How Would A Second Trump Presidency Affect The National Park Service And Parks?


Though the U.S. presidential election is eight months away, those desiring a more conservative approach to government already have laid out plans they’d like to see implemented if Donald Trump wins, and many would affect the National Park System and wildlife within the system.

Now is the time to be planning for a transition to a more conservative government, say the authors of Project 2025, Presidential Transition Project, because waiting until inauguaration day is too late.

“To execute requires a well-conceived, coordinated, unified plan and a trained and committed cadre of personnel to implement it,” they wrote. “The federal government’s complexity and growth advance at a seemingly logarithmic rate every four years. For conservatives to have a fighting chance to take on the Administrative State and reform our federal government, the work must start now. The entirety of this effort is to support the next conservative President, whoever he or she may be.”

Under the blueprint, the authors — Paul Dans, former chief of staff at the Office of Personnel Management during the Trump administration; Spencer Chretien, former special assistant to President Trump; and Troup Hemenway, all members of The Heritage Foundation — would like to see “the radical environmental agenda” that they say started with President Jimmy Carter and continued under Presidents Clinton, Obama, and now Joe Biden rolled back. President Trump worked to reverse that agenda, they claimed.

“Thus, whether the statutory mandate was to promote economic activity, to ensure and expand recreational opportunities, or to protect valuable natural resources, including, for example, parks, wilderness areas, national monuments, and wild and scenic areas, efforts were expended, barriers were removed, and career employees were aided in the accomplishment of those missions” under Trump’s presidency, reads a section of the introduction to Project 2025’s chapter 16, which focuses on the Interior Department.

“Unfortunately, Biden’s [Department of Interior] is at war with the department’s mission, not only when it comes to DOI’s obligation to develop the vast oil and gas and coal resources for which it is responsible, but also as to its statutory mandate, for example, to manage much of federal land overseen by the BLM pursuant to ‘multiple use’ and ‘sustained yield’ principles,” the section continues. “Instead, Biden’s DOI believes most BLM land should be placed off-limits to all economic and most recreational uses. Worse yet, Biden’s DOI not only refuses to adhere to the statutes enacted by Congress as to how the lands under its jurisdiction are managed, but it also insists on implementing a vast regulatory regime (for which Congress has not granted authority) and overturning, by unilateral regulatory action, congressional acts that set forth the productive economic uses permitted on DOI-managed federal land.”
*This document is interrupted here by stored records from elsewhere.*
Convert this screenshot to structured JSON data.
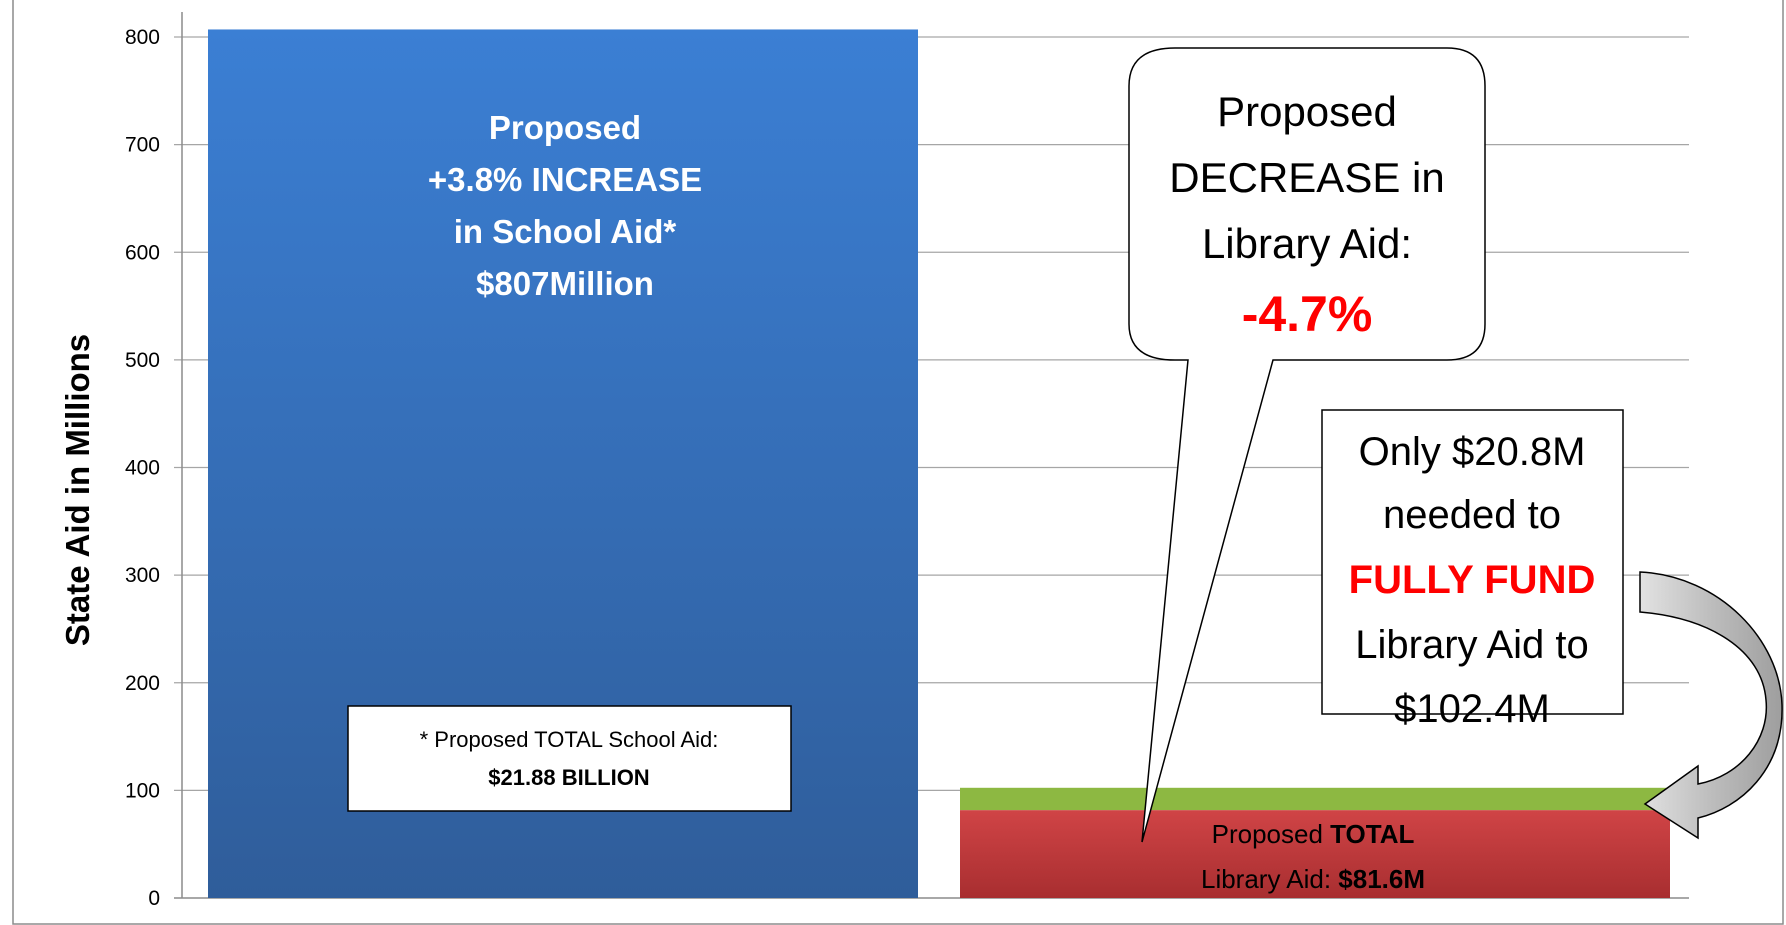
{
  "chart_data": {
    "type": "bar",
    "ylabel": "State Aid in Millions",
    "ylim": [
      0,
      800
    ],
    "yticks": [
      0,
      100,
      200,
      300,
      400,
      500,
      600,
      700,
      800
    ],
    "grid": true,
    "colors": {
      "school_top": "#3b7fd4",
      "school_bottom": "#2f5d9a",
      "library_base": "#c0393b",
      "library_gap": "#8db842",
      "callout_text": "#ff0000"
    },
    "bars": [
      {
        "category": "School Aid",
        "value": 807,
        "label_lines": [
          "Proposed",
          "+3.8% INCREASE",
          "in School Aid*",
          "$807Million"
        ],
        "note": {
          "line1": "* Proposed TOTAL School Aid:",
          "line2": "$21.88 BILLION"
        }
      },
      {
        "category": "Library Aid",
        "segments": [
          {
            "name": "Proposed TOTAL Library Aid",
            "value": 81.6
          },
          {
            "name": "Needed to fully fund",
            "value": 20.8
          }
        ],
        "label": {
          "line1_a": "Proposed ",
          "line1_b": "TOTAL",
          "line2_a": "Library Aid: ",
          "line2_b": "$81.6M"
        }
      }
    ],
    "annotations": {
      "bubble": {
        "lines": [
          "Proposed",
          "DECREASE in",
          "Library Aid:"
        ],
        "pct": "-4.7%"
      },
      "box": {
        "line1": "Only $20.8M",
        "line2": "needed to",
        "line3": "FULLY FUND",
        "line4": "Library Aid to",
        "line5": "$102.4M"
      }
    }
  }
}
The chapter calls for the next conservative president to:

  • Remove the 10-mile buffer that blocks oil and gas development around Chaco Cultural Historic National Park in New Mexico for 20 years;
  • Reinstate President Trump’s rules pertaining to the Endangered Species Act definitions for Critical Habitat and Critical Habitat Exclusions;
  • Reinstate President Trump’s rules pertaining to the Migratory Bird Act;
  • Revoke National Park Service and U.S. Fish and Wildlife Service rules regarding predator control and bear baiting, “which are matters for state regulation”;
  • “Recognize Alaska’s authority to manage fish and game on all federal lands in accordance with ANILCA as during the Reagan Administration, when each DOI agency in Alaska signed a Memorandum of Understanding with the Alaska Department of Fish and Game ceding to the state the lead on fish and wildlife management matters”;
  • Review and downsize national monuments;
  • “[S]eek repeal of the Antiquities Act of 1906, which permitted emergency action by a president long before the statutory authority existed for the protection of special federal lands, such as those with wild and scenic rivers, endangered specials, or other unique places”;
  • Reform the National Environmental Policy Act and “reinstate the secretarial orders adopted by the Trump administration, such as placing time and page limits on NEPA documents and setting forth—on page one—the costs of the document itself. Meanwhile, the new administration should call upon Congress to reform NEPA to meet its original goal. Consideration should be given, for example, to eliminating judicial review of the adequacy of NEPA documents or the rectitude of NEPA decisions”;
  • Push meaningful reform of the Endangered Species Act, which “requires that Congress take action to restore its original purpose and end its use to seize private property, prevent economic development, and interfere with the rights of states over their wildlife populations”;
  • Delist the grizzly bear in the Greater Yellowstone and Northern Continental Divide ecosystems;
  • Delist the gray wolf in the lower 48 states;
  • Direct the Fish and Wildlife Service to “end its abuse of Section 10( j) of the ESA by re-introducing so-called ‘experiment species’ populations into areas that no longer qualify as habitat and lie outside the historic ranges of those species”; and,
  • Direct the Fish and Wildlife Service to: “(1) design and implement an Endangered Species Act program that ensures independent decision-making by ending reliance on so-called species specialists who have obvious self-interest, ideological bias, and land-use agendas.”